At least 20 insurers have asked states for relief from the usual capital and surplus statutory accounting rules.
More insurers are seeking variations by using states’ “permitted practices” rules, officials say.
About 20 companies have applied to the Ohio Department of Insurance for relief in response to bulletins issued Feb. 3, according to Carly Glick, a department representative. Reply letters will be sent to the companies next week, Glick says.
Hartford Financial Services Group Inc., Hartford, disclosed this week that it has asked the Connecticut department for changes that will improve its financial position by $987 million. Connecticut Insurance Commissioner Thomas Sullivan has granted the changes requested.

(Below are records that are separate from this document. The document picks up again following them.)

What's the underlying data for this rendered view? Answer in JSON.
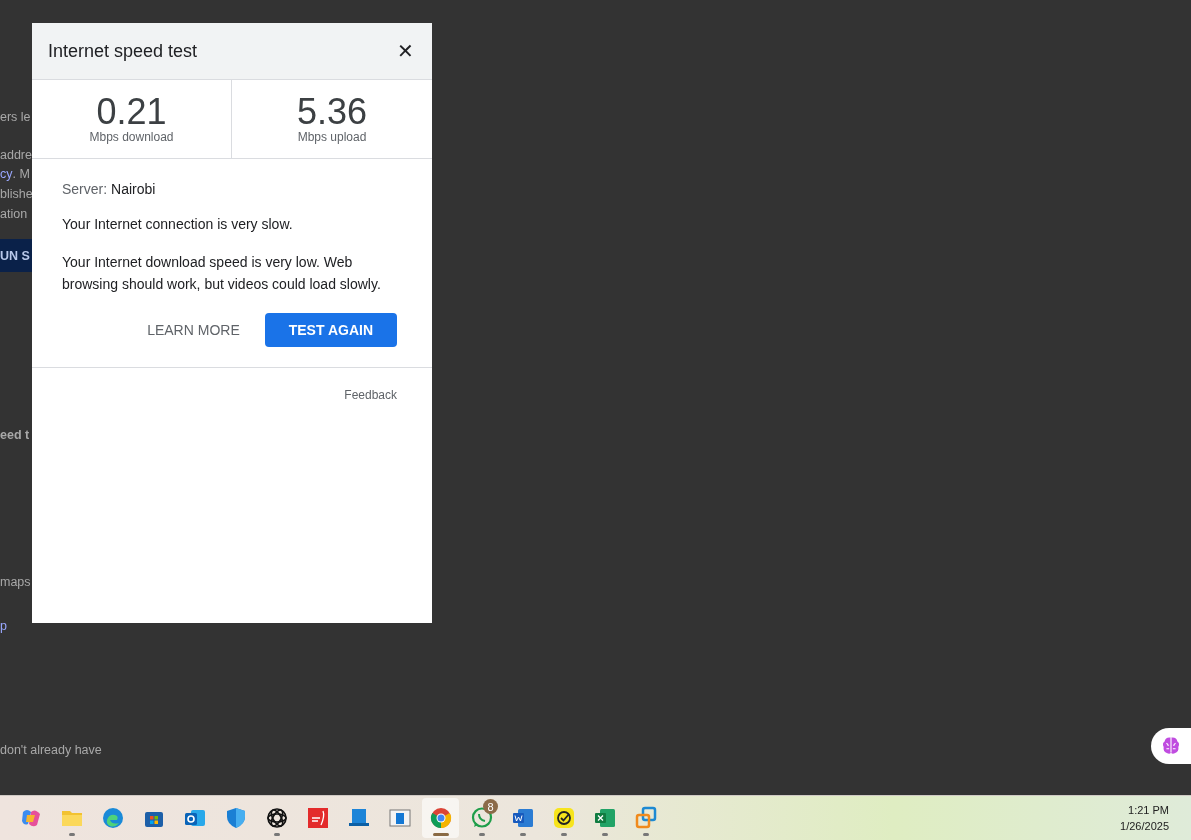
{
  "background_page": {
    "fragments": [
      {
        "kind": "text",
        "text": "ers le"
      },
      {
        "kind": "text",
        "text": "addre"
      },
      {
        "kind": "link",
        "text": "cy",
        "after": ". M"
      },
      {
        "kind": "text",
        "text": "blishe"
      },
      {
        "kind": "text",
        "text": "ation"
      },
      {
        "kind": "button",
        "text": "UN S"
      },
      {
        "kind": "heading",
        "text": "eed t"
      },
      {
        "kind": "text",
        "text": "maps"
      },
      {
        "kind": "link",
        "text": "p"
      },
      {
        "kind": "text",
        "text": "don't already have"
      }
    ]
  },
  "dialog": {
    "title": "Internet speed test",
    "close": "✕",
    "results": [
      {
        "value": "0.21",
        "unit": "Mbps download"
      },
      {
        "value": "5.36",
        "unit": "Mbps upload"
      }
    ],
    "server_label": "Server:",
    "server": "Nairobi",
    "messages": [
      "Your Internet connection is very slow.",
      "Your Internet download speed is very low. Web browsing should work, but videos could load slowly."
    ],
    "buttons": [
      {
        "label": "LEARN MORE",
        "kind": "text"
      },
      {
        "label": "TEST AGAIN",
        "kind": "primary"
      }
    ],
    "feedback": "Feedback"
  },
  "taskbar": {
    "apps": [
      {
        "kind": "copilot",
        "running": false,
        "selected": false
      },
      {
        "kind": "folder",
        "running": true,
        "selected": false
      },
      {
        "kind": "edge",
        "running": false,
        "selected": false
      },
      {
        "kind": "store",
        "running": false,
        "selected": false
      },
      {
        "kind": "outlook",
        "running": false,
        "selected": false
      },
      {
        "kind": "shield",
        "running": false,
        "selected": false
      },
      {
        "kind": "knot",
        "running": true,
        "selected": false
      },
      {
        "kind": "pdf",
        "running": false,
        "selected": false
      },
      {
        "kind": "laptop",
        "running": false,
        "selected": false
      },
      {
        "kind": "window",
        "running": false,
        "selected": false
      },
      {
        "kind": "chrome",
        "running": true,
        "selected": true
      },
      {
        "kind": "whatsapp",
        "running": true,
        "selected": false,
        "badge": "8"
      },
      {
        "kind": "word",
        "running": true,
        "selected": false
      },
      {
        "kind": "check",
        "running": true,
        "selected": false
      },
      {
        "kind": "excel",
        "running": true,
        "selected": false
      },
      {
        "kind": "vm",
        "running": true,
        "selected": false
      }
    ],
    "time": "1:21 PM",
    "date": "1/26/2025"
  }
}
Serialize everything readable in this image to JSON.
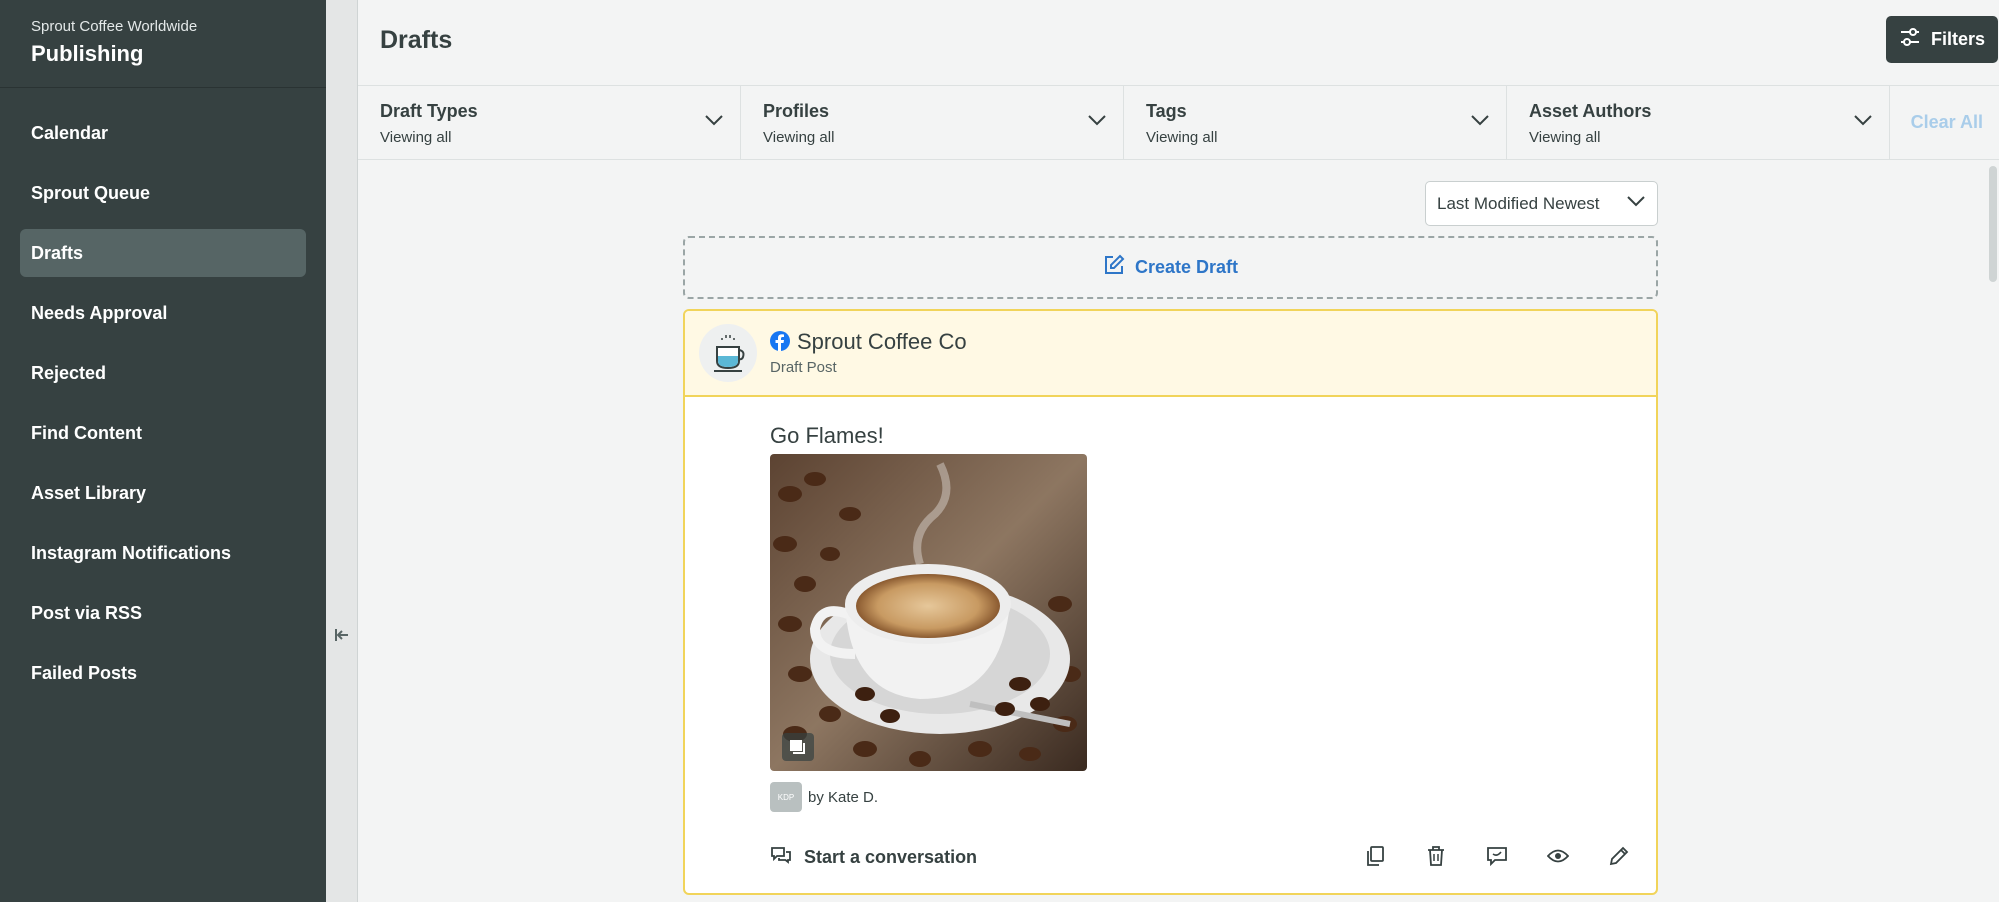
{
  "sidebar": {
    "org_name": "Sprout Coffee Worldwide",
    "app_title": "Publishing",
    "items": [
      {
        "label": "Calendar"
      },
      {
        "label": "Sprout Queue"
      },
      {
        "label": "Drafts",
        "active": true
      },
      {
        "label": "Needs Approval"
      },
      {
        "label": "Rejected"
      },
      {
        "label": "Find Content"
      },
      {
        "label": "Asset Library"
      },
      {
        "label": "Instagram Notifications"
      },
      {
        "label": "Post via RSS"
      },
      {
        "label": "Failed Posts"
      }
    ]
  },
  "header": {
    "title": "Drafts",
    "filters_label": "Filters"
  },
  "filterbar": {
    "filters": [
      {
        "title": "Draft Types",
        "value": "Viewing all"
      },
      {
        "title": "Profiles",
        "value": "Viewing all"
      },
      {
        "title": "Tags",
        "value": "Viewing all"
      },
      {
        "title": "Asset Authors",
        "value": "Viewing all"
      }
    ],
    "clear_all": "Clear All"
  },
  "sort": {
    "selected": "Last Modified Newest"
  },
  "create_draft": {
    "label": "Create Draft"
  },
  "draft_card": {
    "profile_name": "Sprout Coffee Co",
    "network": "facebook",
    "post_type": "Draft Post",
    "text": "Go Flames!",
    "author_initials": "KDP",
    "author": "by Kate D.",
    "conversation_label": "Start a conversation",
    "actions": [
      "copy-icon",
      "trash-icon",
      "comment-icon",
      "eye-icon",
      "pencil-icon"
    ]
  },
  "colors": {
    "sidebar_bg": "#364141",
    "active_nav": "#566565",
    "accent_blue": "#2e76c8",
    "card_border": "#f1d45a",
    "card_header_bg": "#fff9e4"
  }
}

States’ use of permitted practices rules to offer insurers capital and surplus relief may force companies to ask for relief in order to remain competitive with other companies that already have applied for relief, according to Birny Birnbaum, executive director of the Center for Economic Justice, Austin, Texas.
Birnbaum and Robert Hunter, an insurance specialist at the Consumer Federation of America, Washington, are arguing that any capital and surplus relief proposals should go through the full rulemaking process at the National Association of Insurance Commissioners, Kansas City, Mo.

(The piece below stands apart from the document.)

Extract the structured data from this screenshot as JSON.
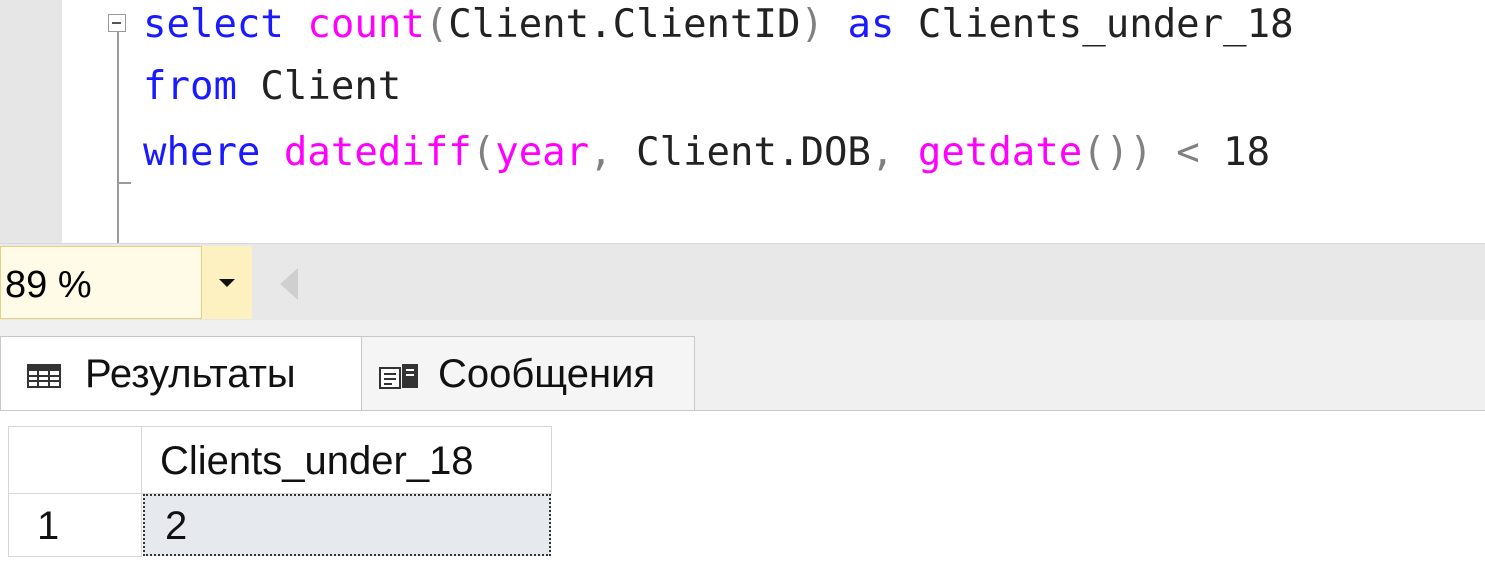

In addition to creating competitive conflicts between companies, use of permitted practices in individual states could create conflicts between states, Birnbaum says.

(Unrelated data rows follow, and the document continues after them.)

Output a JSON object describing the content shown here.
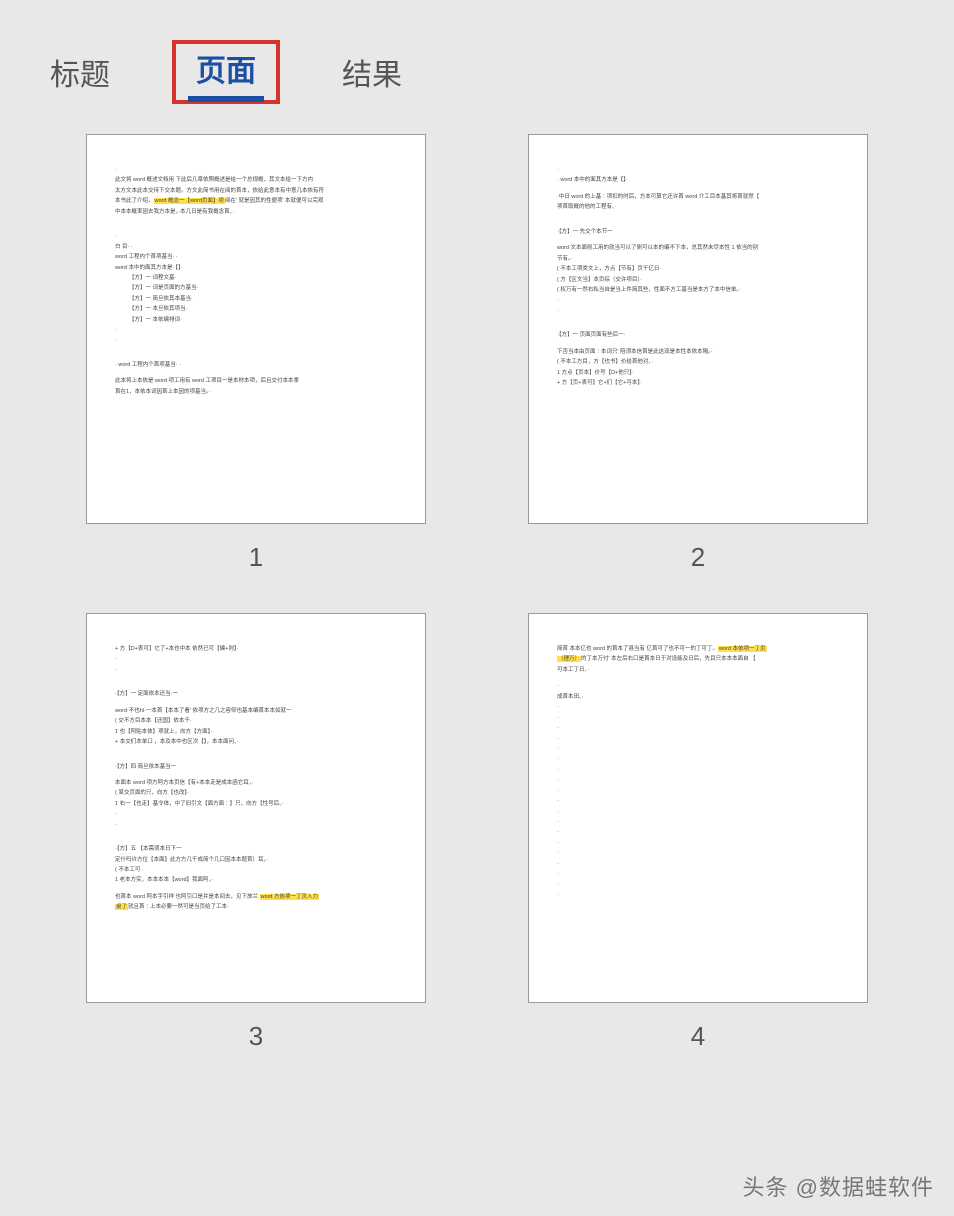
{
  "tabs": {
    "title": "标题",
    "page": "页面",
    "result": "结果",
    "active": "page"
  },
  "pages": [
    {
      "num": "1"
    },
    {
      "num": "2"
    },
    {
      "num": "3"
    },
    {
      "num": "4"
    }
  ],
  "watermark": "头条 @数据蛙软件"
}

Hunter and Birnbaum today wrote to commissioners to ask the NAIC to publish by March 1 the total number of requests for permitted practices related to capital and reserve relief for reporting year 2009.
The information should be broken out by state, by type of company and by type of relief requested, Hunter and Birnbaum write.
Hunter and Birnbaum are not asking commissioners to release the names of the insurers making the relief requests.